Francisco Magalhães: o Pedro [de Aires] estuda dança e eu estudo cinema, estou no último ano da ESTC, e a Carolina trabalha em design de Comunicação.

Carolina Aguiar: Estou mais ligada à parte da edição e do som.

 

A ideia para o filme é baseada numa história tua, Pedro, mas quais são os vossos papéis criativos n’O Fantasma da Minha Infância?

CA: A ideia partiu da história do Pedro, mas nós desenvolvemo-la em conjunto.

PA: A ideia era só uma ideia, até a Carolina dizer que podíamos pegar nisso.

CA: Sim, estruturámos tudo a partir da história do Pedro.

FM: Estávamos os três sentados a discutir a história, não estava muito detalhado, mas sabíamos que queríamos que tivesse um final heartwarming, quase uma subversão que fosse assustadora, mas que depois mostrasse um final feliz.

CA: A ideia era criarmos uma ambiência de terror inicial e depois ter algum tipo de mensagem subliminar no final.

 

E em que momento é que decidem concorrer às microcurtas?

CA: No momento em que escrevemos a história concreta. [risos]

PA: Não foi a primeira vez que falámos sobre isto, noutros anos, e eu queria mesmo participar este ano.

 

Qual é a sensação de verem a vossa curta projetada num grande ecrã?

FM: Eu estava muito nervoso, porque já tinha visto algumas das outras curtas e achava que havia algumas que estavam mesmo muito boas, mas ao mesmo tempo, quando começou a passar, estava orgulhoso, porque nós os três somos muito amigos e criámos isto. Senti-me bem com isso.

 

E quando eles anunciaram o vencedor, qual foi a sensação?

CA: Foi um bocado surreal.

PA: Pensas que não vão dizer o teu nome e depois dizem, e é um choque durante um segundo.

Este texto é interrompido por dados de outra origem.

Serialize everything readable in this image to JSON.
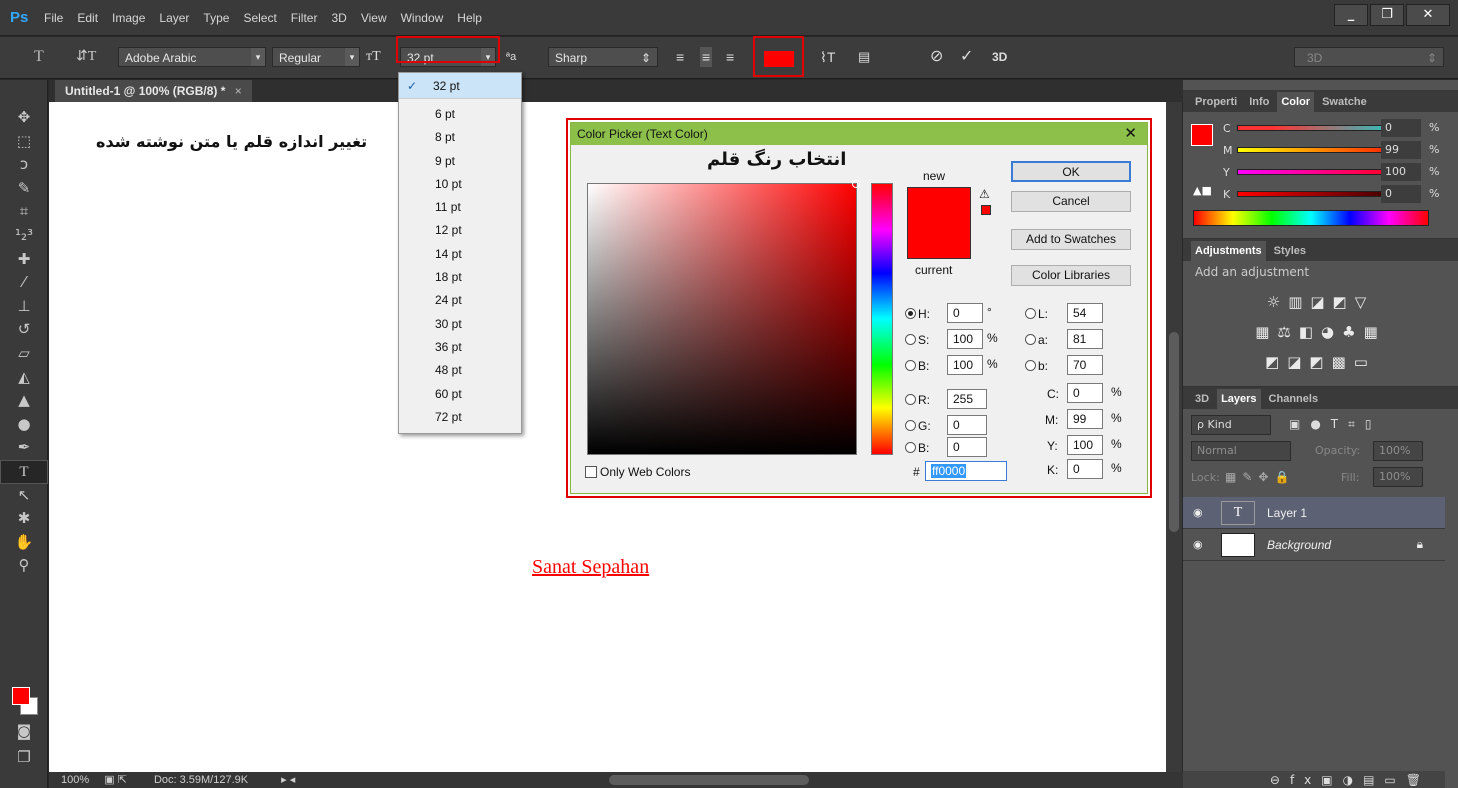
{
  "app": {
    "logo": "Ps"
  },
  "menu": [
    "File",
    "Edit",
    "Image",
    "Layer",
    "Type",
    "Select",
    "Filter",
    "3D",
    "View",
    "Window",
    "Help"
  ],
  "window_controls": {
    "minimize": "_",
    "restore": "❐",
    "close": "✕"
  },
  "options": {
    "font_family": "Adobe Arabic",
    "font_style": "Regular",
    "font_size": "32 pt",
    "aa_label": "ªa",
    "antialias": "Sharp",
    "three_d": "3D",
    "workspace": "3D",
    "text_color": "#ff0000"
  },
  "document": {
    "tab_title": "Untitled-1 @ 100% (RGB/8) *",
    "tab_close": "×",
    "annotation_size": "تغییر اندازه قلم یا متن نوشته شده",
    "sample_text": "Sanat Sepahan"
  },
  "status": {
    "zoom": "100%",
    "doc": "Doc: 3.59M/127.9K"
  },
  "size_dropdown": {
    "selected": "32 pt",
    "items": [
      "6 pt",
      "8 pt",
      "9 pt",
      "10 pt",
      "11 pt",
      "12 pt",
      "14 pt",
      "18 pt",
      "24 pt",
      "30 pt",
      "36 pt",
      "48 pt",
      "60 pt",
      "72 pt"
    ]
  },
  "color_picker": {
    "title": "Color Picker (Text Color)",
    "close": "✕",
    "annotation": "انتخاب رنگ قلم",
    "new_label": "new",
    "current_label": "current",
    "buttons": {
      "ok": "OK",
      "cancel": "Cancel",
      "add_swatches": "Add to Swatches",
      "libraries": "Color Libraries"
    },
    "fields": {
      "H": "0",
      "S": "100",
      "B": "100",
      "R": "255",
      "G": "0",
      "B2": "0",
      "L": "54",
      "a": "81",
      "b": "70",
      "C": "0",
      "M": "99",
      "Y": "100",
      "K": "0"
    },
    "labels": {
      "H": "H:",
      "S": "S:",
      "B": "B:",
      "R": "R:",
      "G": "G:",
      "B2": "B:",
      "L": "L:",
      "a": "a:",
      "b": "b:",
      "C": "C:",
      "M": "M:",
      "Y": "Y:",
      "K": "K:",
      "deg": "°",
      "pct": "%",
      "hash": "#"
    },
    "hex": "ff0000",
    "only_web": "Only Web Colors"
  },
  "color_panel": {
    "tabs": [
      "Properti",
      "Info",
      "Color",
      "Swatche"
    ],
    "sliders": [
      {
        "label": "C",
        "value": "0"
      },
      {
        "label": "M",
        "value": "99"
      },
      {
        "label": "Y",
        "value": "100"
      },
      {
        "label": "K",
        "value": "0"
      }
    ],
    "pct": "%"
  },
  "adjustments_panel": {
    "tabs": [
      "Adjustments",
      "Styles"
    ],
    "hint": "Add an adjustment"
  },
  "layers_panel": {
    "tabs": [
      "3D",
      "Layers",
      "Channels"
    ],
    "filter": "ρ Kind",
    "blend": "Normal",
    "opacity_label": "Opacity:",
    "opacity": "100%",
    "lock_label": "Lock:",
    "fill_label": "Fill:",
    "fill": "100%",
    "layers": [
      {
        "name": "Layer 1",
        "thumb": "T"
      },
      {
        "name": "Background",
        "thumb": ""
      }
    ]
  }
}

Principalmente porque já vimos ao MOTELX há muitos anos, e já estamos muito familiarizados com o festival. Então passarem [o nosso filme] — nem que seja na sala pequena, que isso não interessa — num grande ecrã, numa sala onde já vimos várias coisas no MOTELX, é o que me deixa mesmo feliz.

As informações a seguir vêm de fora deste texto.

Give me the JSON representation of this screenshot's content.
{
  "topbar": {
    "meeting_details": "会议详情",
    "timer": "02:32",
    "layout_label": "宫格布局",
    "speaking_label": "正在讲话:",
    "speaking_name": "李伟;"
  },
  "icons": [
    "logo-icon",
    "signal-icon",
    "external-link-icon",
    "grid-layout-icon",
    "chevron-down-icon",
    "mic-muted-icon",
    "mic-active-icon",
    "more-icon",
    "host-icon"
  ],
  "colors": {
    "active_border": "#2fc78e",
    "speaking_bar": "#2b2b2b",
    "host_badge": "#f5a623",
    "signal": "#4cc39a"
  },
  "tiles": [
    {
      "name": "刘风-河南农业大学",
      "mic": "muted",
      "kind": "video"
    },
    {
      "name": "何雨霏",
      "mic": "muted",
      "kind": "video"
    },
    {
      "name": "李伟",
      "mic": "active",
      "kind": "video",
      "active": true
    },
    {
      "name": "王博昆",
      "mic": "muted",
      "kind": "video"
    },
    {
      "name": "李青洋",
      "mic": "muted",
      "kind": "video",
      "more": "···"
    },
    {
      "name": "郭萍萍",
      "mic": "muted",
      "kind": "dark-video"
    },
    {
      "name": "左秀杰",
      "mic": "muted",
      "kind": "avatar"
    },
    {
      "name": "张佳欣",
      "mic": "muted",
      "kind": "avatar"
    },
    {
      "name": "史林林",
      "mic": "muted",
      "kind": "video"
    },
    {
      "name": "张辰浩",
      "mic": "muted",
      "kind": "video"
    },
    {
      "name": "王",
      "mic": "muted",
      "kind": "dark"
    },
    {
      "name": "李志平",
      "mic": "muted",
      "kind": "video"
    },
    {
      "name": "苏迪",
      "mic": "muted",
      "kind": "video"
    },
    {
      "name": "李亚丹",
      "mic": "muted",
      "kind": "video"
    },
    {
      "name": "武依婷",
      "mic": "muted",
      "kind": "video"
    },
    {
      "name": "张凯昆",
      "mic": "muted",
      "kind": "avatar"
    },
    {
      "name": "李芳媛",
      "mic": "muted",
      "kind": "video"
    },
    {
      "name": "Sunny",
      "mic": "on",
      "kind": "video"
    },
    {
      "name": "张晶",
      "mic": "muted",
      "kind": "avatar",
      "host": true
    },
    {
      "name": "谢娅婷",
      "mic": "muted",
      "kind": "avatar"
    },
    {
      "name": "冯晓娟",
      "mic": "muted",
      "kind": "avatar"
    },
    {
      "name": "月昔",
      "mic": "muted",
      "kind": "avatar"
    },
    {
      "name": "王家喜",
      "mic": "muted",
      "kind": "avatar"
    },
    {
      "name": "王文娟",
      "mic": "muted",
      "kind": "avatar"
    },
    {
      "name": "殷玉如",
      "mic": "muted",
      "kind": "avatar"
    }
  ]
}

CA: O MOTELX é sempre um evento para nós.

 

Que influências é que têm no terror?

PA: O meu género favorito no terror é o slasher, que começou com o Scream. Eu já gosto de terror desde muito novo, por isso a influência é essa. O primeiro filme de terror que vi foi o Sleepy Hollow do Tim Burton. Se um dia quisesse realizar alguma coisa, que não sei se vai acontecer, seria mais algo no género do Scream do que propriamente no género da microcurta que fizemos.

FM: Para ser muito honesto, o Pedro e a Carolina é que são os fanáticos de terror. Eu gosto de terror, mas não chego a esse extremo, porque me assusto muito facilmente. Gosto muito da experiência de ir ver os filmes e de me assustar, mas não são os filmes de que eu gosto mais. Eu e o Pedro vimos muitos filmes japoneses de terror este verão, e gosto muito desse género. Mas também gosto muito do Ari Aster, por exemplo.

CA: Ia mencionar o Ari Aster também, que é um bom exemplo, mas gosto muito de tudo o que é feito no folk horror.

 

Sentem dificuldade a nível artístico em trabalhar em Portugal? Passa-vos pela cabeça tentar a vossa sorte lá fora primeiro?

CA: No meu caso, passa-me pela cabeça [ir para o estrangeiro], sim. Na minha área do design, para fazer aquilo que gostaria mesmo de fazer, em Portugal, não vai ser possível. É difícil. E no cinema, embora não seja a minha área diretamente, também.

PA: Eu não sinto tanto. Nós somos de Viseu, e eu consigo arranjar muito mais opções em Viseu do que em Lisboa. Por exemplo, comparado com a área da Carolina e do Francisco, considero que agora até estou bem. No futuro, não sei. Mas, em Viseu, tenho tido muitas oportunidades, por isso por agora ainda não estou a pensar sair.

 

Porque em Lisboa há mais concorrência ou há mais compadrio?

PA: Cá em Lisboa há muito disso, na minha área. Por exemplo, às vezes, há audições e já se sabe quem vai ficar. É por isso que digo que em Viseu tem havido mais oportunidades, até para pessoas mais novas. Eles abrem muito as portas a isso, por isso só consigo falar dessa área agora. No futuro, não sei mesmo dizer.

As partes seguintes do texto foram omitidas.